Self-service analytics deliver:

  • A deep knowledge of both process operations and data analytics techniques to avoid the need for specialized data scientists
  • A model-free, predictive process analytics (discovery, diagnostic and predictive) tool that complements and augments, rather than replaces, existing historian information architectures
  • Cost-efficient virtualized deployment (plug and play) within the available infrastructure
  • Easy scalability for corporate big data initiatives and environments

Multidimensional search solutions

Using pattern-recognition and machine-learning algorithms permits users to search process trends for specific events or detect process anomalies unlike traditional historian desktop tools. A simple example of this technology is the music app Shazam, self-service analytics that work by identifying significant patterns in data or “high-energy content” and matching them to similar patterns in its database instead of trying to match each note of a song. Shazam can identify songs quickly and accurately using this technique because, if it takes too long to get an answer, the user will close the search.

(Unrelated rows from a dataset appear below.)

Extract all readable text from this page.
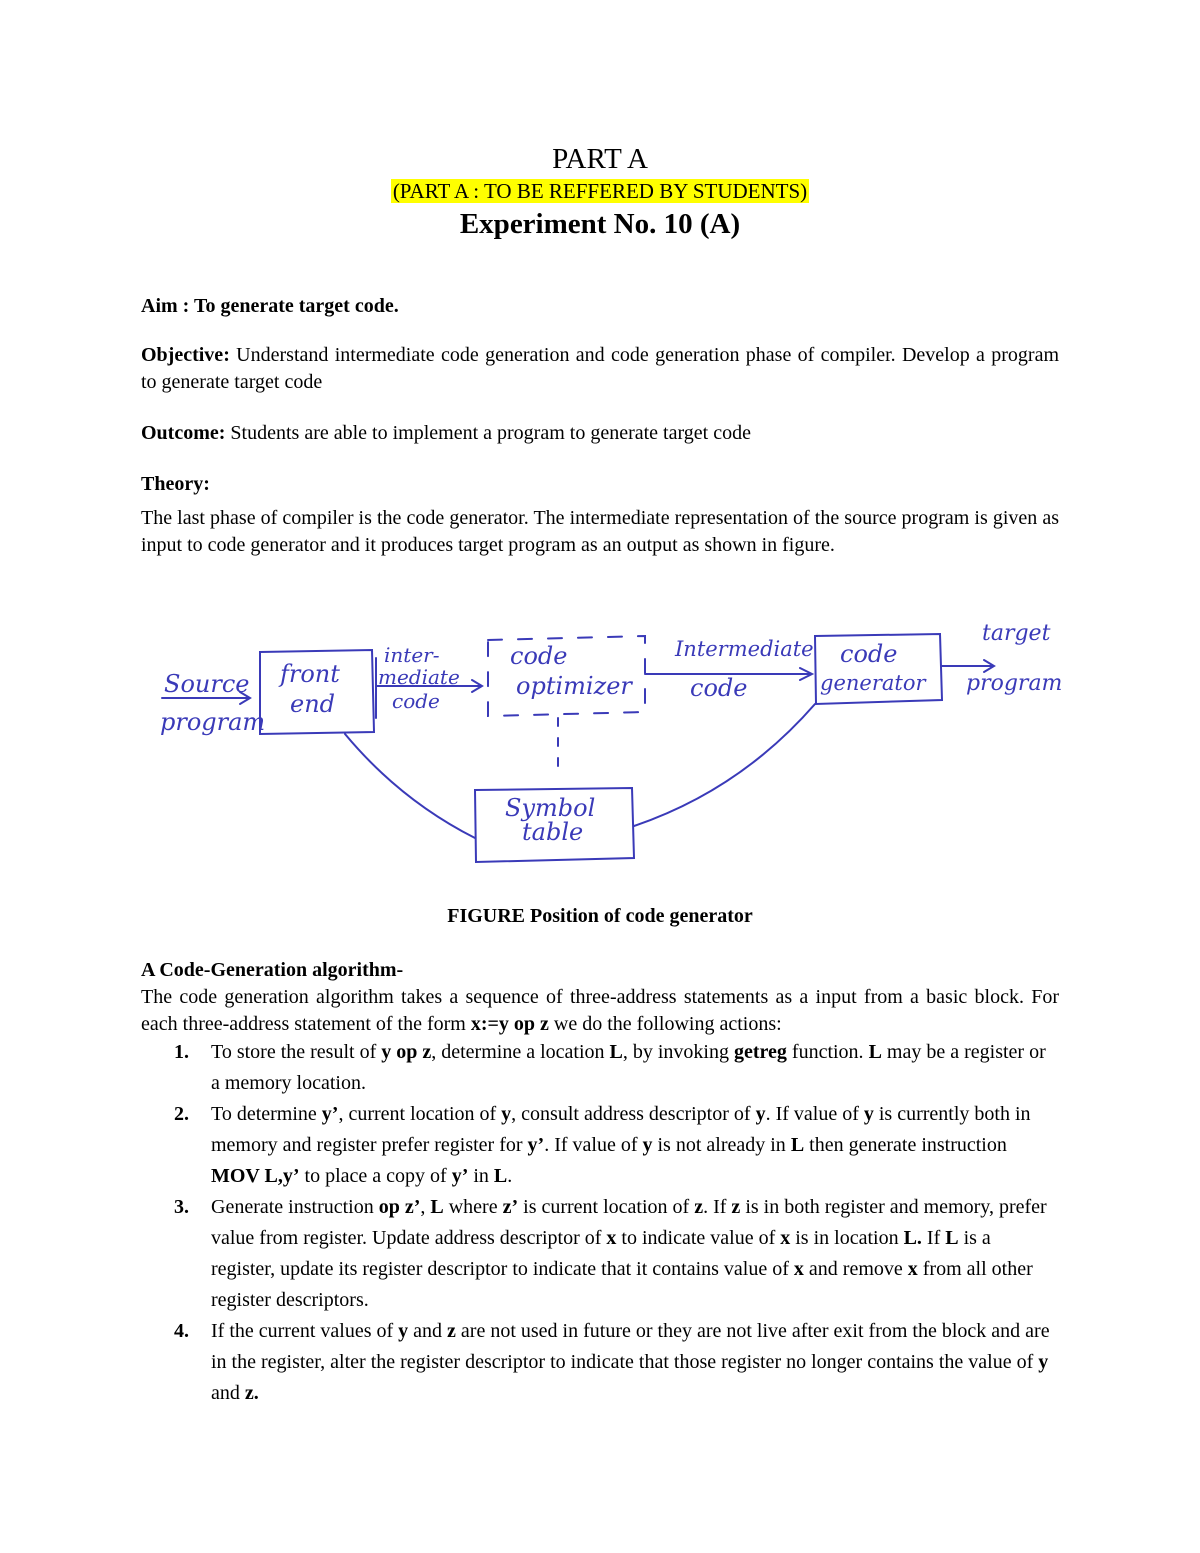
PART A
(PART A : TO BE REFFERED BY STUDENTS)
Experiment No. 10 (A)
Aim : To generate target code.
Objective: Understand intermediate code generation and code generation phase of compiler. Develop a program to generate target code
Outcome: Students are able to implement a program to generate target code
Theory:
The last phase of compiler is the code generator. The intermediate representation of the source program is given as input to code generator and it produces target program as an output as shown in figure.
Source
program
front
end
inter-
mediate
code
code
optimizer
Intermediate
code
code
generator
target
program
Symbol
table
FIGURE Position of code generator
A Code-Generation algorithm-
The code generation algorithm takes a sequence of three-address statements as a input from a basic block. For each three-address statement of the form x:=y op z we do the following actions:
1. To store the result of y op z, determine a location L, by invoking getreg function. L may be a register or a memory location.
2. To determine y’, current location of y, consult address descriptor of y. If value of y is currently both in memory and register prefer register for y’. If value of y is not already in L then generate instruction MOV L,y’ to place a copy of y’ in L.
3. Generate instruction op z’, L where z’ is current location of z. If z is in both register and memory, prefer value from register. Update address descriptor of x to indicate value of x is in location L. If L is a register, update its register descriptor to indicate that it contains value of x and remove x from all other register descriptors.
4. If the current values of y and z are not used in future or they are not live after exit from the block and are in the register, alter the register descriptor to indicate that those register no longer contains the value of y and z.
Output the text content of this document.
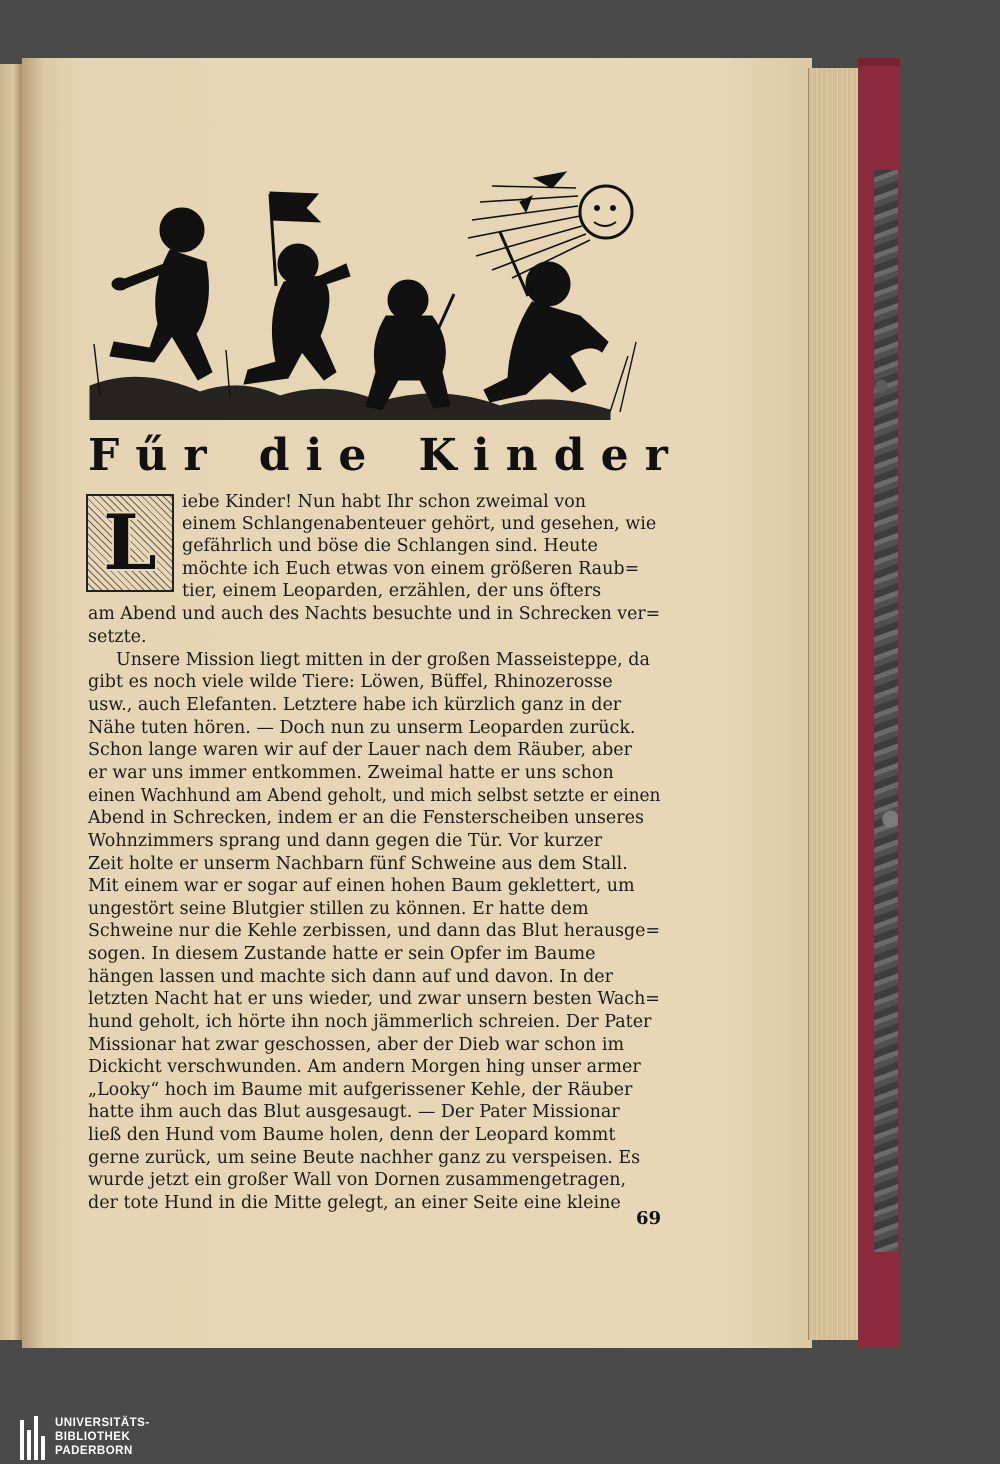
F ű r d i e K i n d e r
L iebe Kinder! Nun habt Ihr schon zweimal von
einem Schlangenabenteuer gehört, und gesehen, wie
gefährlich und böse die Schlangen sind. Heute
möchte ich Euch etwas von einem größeren Raub=
tier, einem Leoparden, erzählen, der uns öfters
am Abend und auch des Nachts besuchte und in Schrecken ver=
setzte.
Unsere Mission liegt mitten in der großen Masseisteppe, da
gibt es noch viele wilde Tiere: Löwen, Büffel, Rhinozerosse
usw., auch Elefanten. Letztere habe ich kürzlich ganz in der
Nähe tuten hören. — Doch nun zu unserm Leoparden zurück.
Schon lange waren wir auf der Lauer nach dem Räuber, aber
er war uns immer entkommen. Zweimal hatte er uns schon
einen Wachhund am Abend geholt, und mich selbst setzte er einen
Abend in Schrecken, indem er an die Fensterscheiben unseres
Wohnzimmers sprang und dann gegen die Tür. Vor kurzer
Zeit holte er unserm Nachbarn fünf Schweine aus dem Stall.
Mit einem war er sogar auf einen hohen Baum geklettert, um
ungestört seine Blutgier stillen zu können. Er hatte dem
Schweine nur die Kehle zerbissen, und dann das Blut herausge=
sogen. In diesem Zustande hatte er sein Opfer im Baume
hängen lassen und machte sich dann auf und davon. In der
letzten Nacht hat er uns wieder, und zwar unsern besten Wach=
hund geholt, ich hörte ihn noch jämmerlich schreien. Der Pater
Missionar hat zwar geschossen, aber der Dieb war schon im
Dickicht verschwunden. Am andern Morgen hing unser armer
„Looky“ hoch im Baume mit aufgerissener Kehle, der Räuber
hatte ihm auch das Blut ausgesaugt. — Der Pater Missionar
ließ den Hund vom Baume holen, denn der Leopard kommt
gerne zurück, um seine Beute nachher ganz zu verspeisen. Es
wurde jetzt ein großer Wall von Dornen zusammengetragen,
der tote Hund in die Mitte gelegt, an einer Seite eine kleine
69
UNIVERSITÄTS-
BIBLIOTHEK
PADERBORN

These technologies form the critical base layer of the new systems technology stack because they use existing historian databases and create a data layer that performs a column store to index the time-series data. These next-generation systems also work well with leading process historian suppliers including OSIsoft, AspenTech, Yokogawa and Honeywell, augmenting the ROI that companies have made in their historians. Typically, they are designed to be simple to install and deploy via a virtual machine without impacting the existing historian infrastructure.

Time for a new paradigm

The technology playing field for manufacturers and other industrial organizations has changed. To remain competitive, companies must use analytics tools to uncover areas for efficiency improvements.

“There is an immediate need to search time-series data and analyze these data in context with the annotations made by both engineers and operators to be able to make faster, higher quality process decisions,” Reynolds said. “If users want to predict process degradation or an asset or equipment failure, they need to look beyond time-series and historian data tools and be able to search, learn by experimentation and detect patterns in the vast pool of data that already exists in their plant.”

Fortunately, this new process analytics model can support the necessary “retooling” of traditional process historian visualization tools for a low cost investment in terms of both time and money.

IDEAL CAPABILITIES OF A SELF SERVICE ANALYTICS SOLUTION

  • Column store with in-memory indexing of historian data
  • Search technology based on pattern-matching and machine-learning algorithms, empowering users to find historical trends that define process events and conditions
  • Diagnostic capabilities to quickly find the cause of detected anomalies and process situations
  • Knowledge and event management and process data contextualization

Bert Baeck is cofounder of TrendMiner and became CEO in 2013. His professional experience includes more than 10 years within big data/analytics and the manufacturing industry. Before his work with TrendMiner, he was a process optimization engineer for Bayer MaterialScience (now Covestro). Baeck holds master’s degrees in computer science and micro-electronics from the University of Ghent.